O OFÍCIO DE
DEUS
Raul
Brandão costumava dizer: “o jovem tem todos os defeitos dos mais velhos e mais
um: a imaturidade”.
Jovens,
ou quem jovem se acha, tende a ignorar inconveniências da vida. A primeira
delas é reprimir a ideia da velhice. Ou faz pior, rindo-se dela.
O
jovem saudável tende a achar que desgraças só acontecem com os outros; inclusive
a velhice provecta e suas limitações: da mobilidade, do raciocínio, da
sexualidade, da memória. Isto para não mencionar outras limitações, verdadeiras
indignidades, como usar fralda e ser “trocado”, ser alimentado, banhado.
Alargando
a reflexão, conclui-se que a saúde confere a sensação de juventude. Com saúde é
fácil esquecer que o Opa, o Nono, de bengala, e quiçá fralda descartável, já
foi jovem um dia. Com saúde é fácil esquecer-se dos hospitais, quase sempre
lotados, sempre com novos doentes, novos dramas, novas desgraças.
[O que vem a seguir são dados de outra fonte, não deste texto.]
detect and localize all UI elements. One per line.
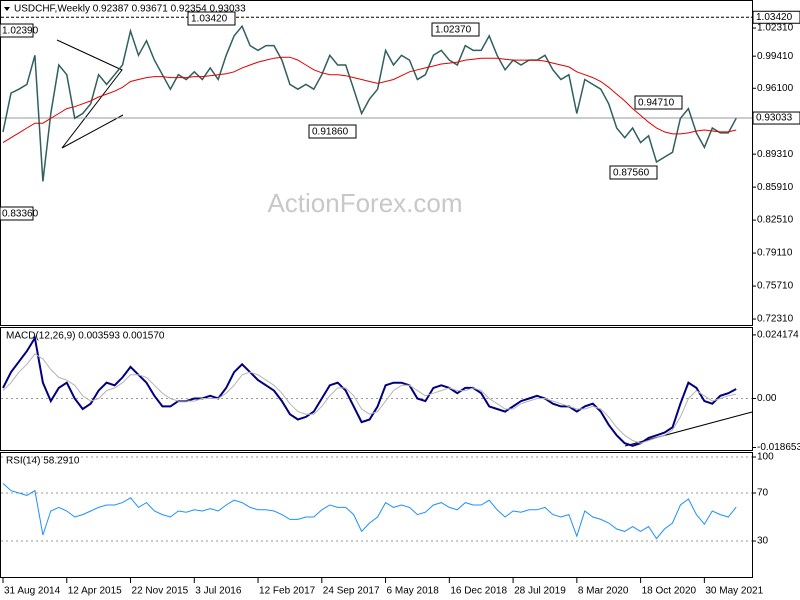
x-tick-label: 18 Oct 2020	[642, 586, 697, 597]
chart-title: USDCHF,Weekly 0.92387 0.93671 0.92354 0.…	[14, 4, 246, 15]
annotation-box	[634, 95, 683, 110]
y-tick-label: 0.99410	[757, 51, 794, 62]
annotation-box	[609, 165, 658, 180]
x-tick-label: 12 Feb 2017	[259, 586, 316, 597]
y-tick-label: 0.79110	[757, 248, 793, 259]
annotation: 0.87560	[613, 168, 650, 179]
annotation-box	[431, 22, 480, 37]
annotation: 0.91860	[312, 127, 349, 138]
y-tick-label: 0.024174	[757, 330, 799, 341]
y-tick-label: 0.85910	[757, 182, 794, 193]
x-tick-label: 6 May 2018	[387, 586, 440, 597]
series-line	[2, 483, 737, 540]
price-label: 1.03420	[756, 12, 793, 23]
series-line	[2, 56, 737, 144]
y-tick-label: 0.75710	[757, 281, 794, 292]
y-tick-label: 1.02310	[757, 23, 794, 34]
annotation: 1.02390	[2, 26, 39, 37]
series-line	[2, 335, 737, 447]
y-tick-label: 0.82510	[757, 215, 794, 226]
y-tick-label: 100	[757, 452, 774, 463]
y-tick-label: 0.96100	[757, 83, 794, 94]
annotation: 1.02370	[435, 25, 472, 36]
rsi-title: RSI(14) 58.2910	[6, 456, 80, 467]
x-tick-label: 22 Nov 2015	[132, 586, 189, 597]
annotation: 1.03420	[191, 14, 228, 25]
price-panel	[0, 0, 753, 326]
annotation: 0.94710	[638, 98, 675, 109]
series-line	[2, 24, 737, 182]
annotations: 1.02390 0.83360 1.03420 1.02370 0.91860 …	[0, 11, 683, 221]
triangle-lower	[61, 114, 124, 149]
price-label-box	[752, 10, 800, 24]
x-tick-label: 28 Jul 2019	[514, 586, 566, 597]
annotation-box	[187, 11, 236, 26]
y-tick-label: -0.018653	[757, 442, 800, 453]
annotation-box	[0, 23, 34, 38]
x-tick-label: 12 Apr 2015	[68, 586, 122, 597]
x-tick-label: 16 Dec 2018	[450, 586, 507, 597]
x-tick-label: 24 Sep 2017	[323, 586, 380, 597]
annotation-box	[0, 206, 34, 221]
y-tick-label: 0.72310	[757, 314, 794, 325]
triangle-upper	[56, 39, 123, 149]
price-label-box	[752, 111, 800, 125]
y-tick-label: 70	[757, 488, 769, 499]
macd-title: MACD(12,26,9) 0.003593 0.001570	[6, 331, 165, 342]
annotation-box	[308, 124, 357, 139]
macd-panel	[0, 327, 753, 451]
x-tick-label: 8 Mar 2020	[578, 586, 629, 597]
price-label: 0.93033	[756, 113, 793, 124]
x-tick-label: 31 Aug 2014	[4, 586, 61, 597]
annotation: 0.83360	[2, 209, 39, 220]
watermark: ActionForex.com	[267, 188, 462, 218]
y-tick-label: 30	[757, 536, 769, 547]
panel-frames	[0, 0, 753, 578]
y-tick-label: 0.89310	[757, 149, 794, 160]
x-tick-label: 30 May 2021	[705, 586, 763, 597]
menu-arrow	[4, 7, 10, 11]
rsi-panel	[0, 452, 753, 578]
series-line	[2, 353, 737, 444]
x-tick-label: 3 Jul 2016	[195, 586, 242, 597]
y-tick-label: 0.00	[757, 393, 777, 404]
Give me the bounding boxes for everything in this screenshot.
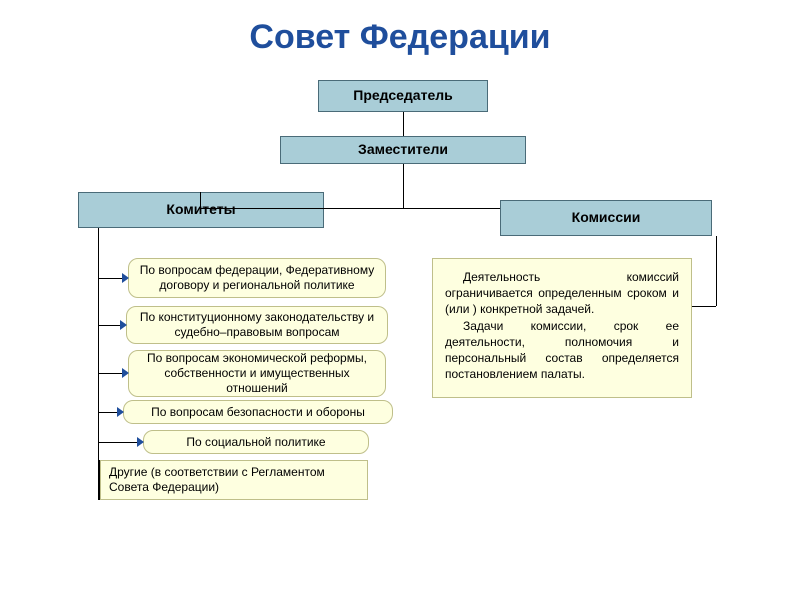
committee-item: По вопросам экономической реформы, собст… xyxy=(128,350,386,397)
page-title: Совет Федерации xyxy=(0,18,800,57)
connector-line xyxy=(403,164,404,208)
node-chair-label: Председатель xyxy=(353,87,453,105)
arrow-icon xyxy=(122,368,129,378)
commission-description: Деятельность комиссий ограничивается опр… xyxy=(432,258,692,398)
arrow-icon xyxy=(137,437,144,447)
arrow-icon xyxy=(122,273,129,283)
committee-item: По конституционному законодательству и с… xyxy=(126,306,388,344)
node-deputies: Заместители xyxy=(280,136,526,164)
committee-item: По вопросам безопасности и обороны xyxy=(123,400,393,424)
connector-line xyxy=(98,373,122,374)
connector-line xyxy=(200,192,201,208)
node-deputies-label: Заместители xyxy=(358,141,448,159)
committee-item: Другие (в соответствии с Регламентом Сов… xyxy=(100,460,368,500)
committee-item-label: По социальной политике xyxy=(186,435,325,450)
connector-line xyxy=(692,306,716,307)
connector-line xyxy=(98,412,117,413)
committee-item-label: Другие (в соответствии с Регламентом Сов… xyxy=(109,465,359,495)
committee-item-label: По вопросам экономической реформы, собст… xyxy=(137,351,377,396)
connector-line xyxy=(98,325,120,326)
node-chair: Председатель xyxy=(318,80,488,112)
node-commissions-label: Комиссии xyxy=(572,209,641,227)
connector-line xyxy=(98,278,122,279)
title-text: Совет Федерации xyxy=(249,18,550,56)
committee-item: По вопросам федерации, Федеративному дог… xyxy=(128,258,386,298)
committee-item-label: По вопросам безопасности и обороны xyxy=(151,405,365,420)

Hospitais são
ocupados com pessoas que há um dia, há uma semana ou há um mês, estavam felizes
e saltitantes, esquecidas que as desgraças nos espreitam em permanente atitude
de emboscada.
Embora
o noticiário diário venha prenhe de desgraças, a repressão deste lado escuro da
realidade é muito forte e eficaz. Repressão é um dos vitais mecanismos de
defesa do ego, conforme Freud.
Os
volumosos manuais médicos, os “textbooks”, descrevem minuciosamente todo tipo
de doença, suas gravidades, se curáveis ou não, citando o porcentual em que tal
ou qual desgraça ocorre, justamente entre a população saudável que se julga
jovem e imune. No entanto, estão lá as terríveis estatísticas que serão
inexoravelmente preenchidas. Preenchidas por nós, eu, você. Se escaparmos das estatísticas
das enfermidades, dos desastres, da morte prematura, seremos incluídos
finalmente nas de decrepitude.
Sé
existe uma entidade que tudo cria, comanda e controla, que é onipotente e
onisciente, cabe a ela apontar quem preencherá estas terríveis estatísticas,
estas camas de hospital, estes leitos de morte.
É
a parte menos glamorosa do trabalho, do “job”, de Deus.
É
o “salubérrimo e simpaticíssimo defeito da imaturidade”, como dizia Nelson
Rodrigues, que faz a vítima em potencial olhar otimista para o sol brilhando no
cume, caridosamente afastando sua vista do precipício medonho e real.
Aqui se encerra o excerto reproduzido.